– Does the business operate in a country with defined property rights, bankruptcy courts, rule of law, and a population that actively participate in some form of competitive capitalism?

– Is the 10 year Treasury note yield below 10%?


– Is a firm grasp on the industry value chain understood? Do you really understand the reputations, suppliers, producers, dumb money players, bargaining power etc. (SWOT)?

– Does the industry have a history of creating wealth for shareholders?

– Has the industry produced dynastic wealth?

– Does the industry rely on government dollars for their returns? Do they deserve the returns the government is providing/sponsoring/endorsing?

– Does the industry have stable market share? Is there a history of dramatic shifts in market share? Why?

– Is the industry growing with or at a multiple of world output or home country GDP?


– Does the company provide a good or service at the current price points that is either unable to be replicated, or irreplaceable/perceived as irreplaceable by their customers?

– Do the customers hate being forced to consume or use the product? Why or why not do the customers hate or love using the product?

– Is the business insulated from the competitive forces of capitalism? Are you comfortable with the assessment of insulation from competition for at least the next 10 years?

-How is the business insulated from competitive capitalism? Why won’t the company’s customers stop buying their product?

-Does the management team know how to compete? Do they have a reputable background and understand their role in their value chain?

– Are you comfortable with the capital structure of the firm? Would there be more than 1 active bidder for the assets in a bankruptcy?

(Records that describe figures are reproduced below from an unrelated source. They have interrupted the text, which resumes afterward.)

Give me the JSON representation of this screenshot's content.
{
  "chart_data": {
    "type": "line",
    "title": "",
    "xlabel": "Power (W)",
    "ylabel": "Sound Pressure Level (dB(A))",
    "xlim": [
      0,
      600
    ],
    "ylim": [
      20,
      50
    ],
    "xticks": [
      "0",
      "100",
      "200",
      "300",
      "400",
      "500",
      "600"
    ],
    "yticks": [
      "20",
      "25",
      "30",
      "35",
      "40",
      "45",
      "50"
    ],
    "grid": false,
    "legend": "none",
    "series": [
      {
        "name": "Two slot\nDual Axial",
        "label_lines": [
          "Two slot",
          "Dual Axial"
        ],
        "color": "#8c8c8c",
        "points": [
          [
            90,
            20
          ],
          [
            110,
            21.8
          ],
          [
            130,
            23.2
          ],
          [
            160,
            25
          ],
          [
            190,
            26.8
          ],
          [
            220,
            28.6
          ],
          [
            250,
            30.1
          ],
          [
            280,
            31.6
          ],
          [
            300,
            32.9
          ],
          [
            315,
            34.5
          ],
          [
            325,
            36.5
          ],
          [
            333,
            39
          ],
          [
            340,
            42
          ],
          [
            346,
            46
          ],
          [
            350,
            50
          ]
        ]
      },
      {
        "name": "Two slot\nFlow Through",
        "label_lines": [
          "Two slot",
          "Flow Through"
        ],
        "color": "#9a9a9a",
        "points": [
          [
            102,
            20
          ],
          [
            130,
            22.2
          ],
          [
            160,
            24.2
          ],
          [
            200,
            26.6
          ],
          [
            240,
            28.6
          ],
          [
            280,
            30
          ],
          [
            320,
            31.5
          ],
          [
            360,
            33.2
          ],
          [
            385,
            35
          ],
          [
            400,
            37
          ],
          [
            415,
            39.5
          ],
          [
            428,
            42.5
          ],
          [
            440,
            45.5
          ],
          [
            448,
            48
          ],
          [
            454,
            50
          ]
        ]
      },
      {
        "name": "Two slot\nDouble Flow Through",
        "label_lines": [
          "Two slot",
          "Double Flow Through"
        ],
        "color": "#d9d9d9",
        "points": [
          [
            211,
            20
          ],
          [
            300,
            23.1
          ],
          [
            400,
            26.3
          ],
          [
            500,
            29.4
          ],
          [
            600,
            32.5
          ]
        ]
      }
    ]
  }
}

– Are you confident that the revenues are able to be predicted? Why? (Recurring revenue, captive customers, high switching costs, lowers user search costs etc.)

Entry Point:

– Historical case studies are the best way to identify something attractive, be familiar with your industry and understand that these things tend to repeat or come up again and again, most of the time you just have to be patient:

1.) The company has encountered temporary macro or operational issues or is transitioning from a growth phase to maturity. The current price of the firm provides a next-twelve-month or T+2 8–10% earning power yield to the equity holders. The company is bought because the investor believes that despite the current issues, the company and industry are capable of reinvesting capital to create an earnings growth reinvesting capitalrate with nominal world product and distributing the rest.

2.) An asset in a given industry has either emerged from bankruptcy, been spun out, dealt with some legal action, done a transformative M&A transaction, removed a malicious management team or a bad product segment etc. to create a situation where it is dramatically under-earning. The market prices in the next-twelve-month of growth rather than the total step-function growth of an asset transitioning from under-earning into earning the return it deserves.